How young is too young for the backcountry?

This past weekend, I took the kids camping- one aged seven and a half, one aged twenty-one months. We stayed in a private "front-country" campground, with full-service bathrooms, fresh water, et cetera, but in close proximity to Shenandoah National Park and the Blue Ridge Parkway (mere minutes from both). Even with all those lovely amenities, though, it was certainly an ordeal. Trying to wrangle two kids at home can be hard enough, but out camping brings it's own set of unique joys that can quickly turn even the nicest and most understanding parent into a gibbering mess. But, all things considered, the trip went very well, and we had a great time. We didn't get to do some of the hiking and wilderness exploring I wanted to, though, but that's the sort of thing you have to expect when you go anywhere with kids of a certain age.

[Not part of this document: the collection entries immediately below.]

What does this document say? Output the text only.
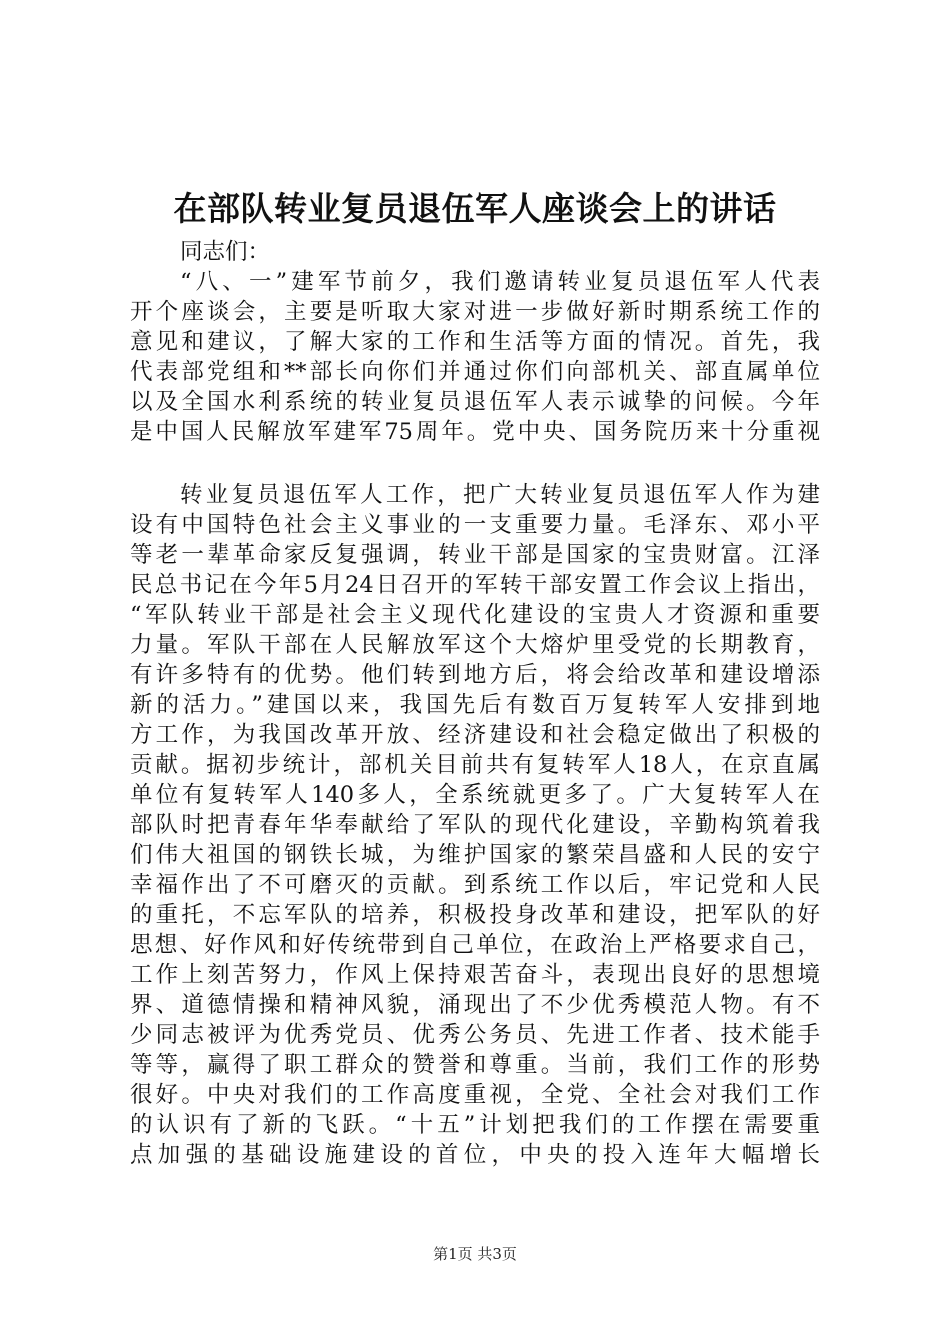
在部队转业复员退伍军人座谈会上的讲话
同志们：
“八、一”建军节前夕，我们邀请转业复员退伍军人代表
开个座谈会，主要是听取大家对进一步做好新时期系统工作的
意见和建议，了解大家的工作和生活等方面的情况。首先，我
代表部党组和**部长向你们并通过你们向部机关、部直属单位
以及全国水利系统的转业复员退伍军人表示诚挚的问候。今年
是中国人民解放军建军75周年。党中央、国务院历来十分重视
转业复员退伍军人工作，把广大转业复员退伍军人作为建
设有中国特色社会主义事业的一支重要力量。毛泽东、邓小平
等老一辈革命家反复强调，转业干部是国家的宝贵财富。江泽
民总书记在今年5月24日召开的军转干部安置工作会议上指出，
“军队转业干部是社会主义现代化建设的宝贵人才资源和重要
力量。军队干部在人民解放军这个大熔炉里受党的长期教育，
有许多特有的优势。他们转到地方后，将会给改革和建设增添
新的活力。”建国以来，我国先后有数百万复转军人安排到地
方工作，为我国改革开放、经济建设和社会稳定做出了积极的
贡献。据初步统计，部机关目前共有复转军人18人，在京直属
单位有复转军人140多人，全系统就更多了。广大复转军人在
部队时把青春年华奉献给了军队的现代化建设，辛勤构筑着我
们伟大祖国的钢铁长城，为维护国家的繁荣昌盛和人民的安宁
幸福作出了不可磨灭的贡献。到系统工作以后，牢记党和人民
的重托，不忘军队的培养，积极投身改革和建设，把军队的好
思想、好作风和好传统带到自己单位，在政治上严格要求自己，
工作上刻苦努力，作风上保持艰苦奋斗，表现出良好的思想境
界、道德情操和精神风貌，涌现出了不少优秀模范人物。有不
少同志被评为优秀党员、优秀公务员、先进工作者、技术能手
等等，赢得了职工群众的赞誉和尊重。当前，我们工作的形势
很好。中央对我们的工作高度重视，全党、全社会对我们工作
的认识有了新的飞跃。“十五”计划把我们的工作摆在需要重
点加强的基础设施建设的首位，中央的投入连年大幅增长
第1页 共3页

So where's the sweet spot, in age versus itinerary, in what you do with your kids at what ages?

Well, that's a hard question to answer, as there are almost an infinite number of variables at play there. My almost second-grader wants to hike the Gunsight Pass in Glacier National Park. Can she do it? Probably, but it'll take everything she has, I'd imagine. Can I bring her brother? No way in h-e-double hockey sticks. There are some hardcore folks out there that WILL do stuff like that, or attempt to, but I think you really have to be realistic about those sorts of things and say, no. Unless you are particularly hardcore, that's just setting yourself up for failure.

Now, that being said, that doesn't mean you have to never venture outdoors with your kids until they're big enough to do so, you just have to do it in manageable, bite-sized chunks that they can have fun with and appreciate. You can do what we did, and stay in the front-country somewhere, and use that as a base to explore out. If things go wrong, or kids get tired, or something happens, you have an easy base nearby with all your stuff in order to manage it. It can't be far, because lots of times, you'll end up like the gentleman in the picture to the left- carrying the kids instead of a pack (great tips for doing just that, in fact, at Colorado Mountain Mom),

You won't be able to do that wicked backcountry stretch right now, but hey, that's okay. Really, it is. I know that a lot of this seems like common sense, but, unfortunately, it seems like common sense is an uncommon virtue these days. Backcountry trips can be a lot harder than they seem, which is why you need to undertake the right preparation for 'em. You don't have to be scared by it, just do it in manageable chunks like this, and you'll be able to get your kids started and ease them into getting outside, experiencing camping and the outdoors, before taking the big step and hitting the backcountry in full.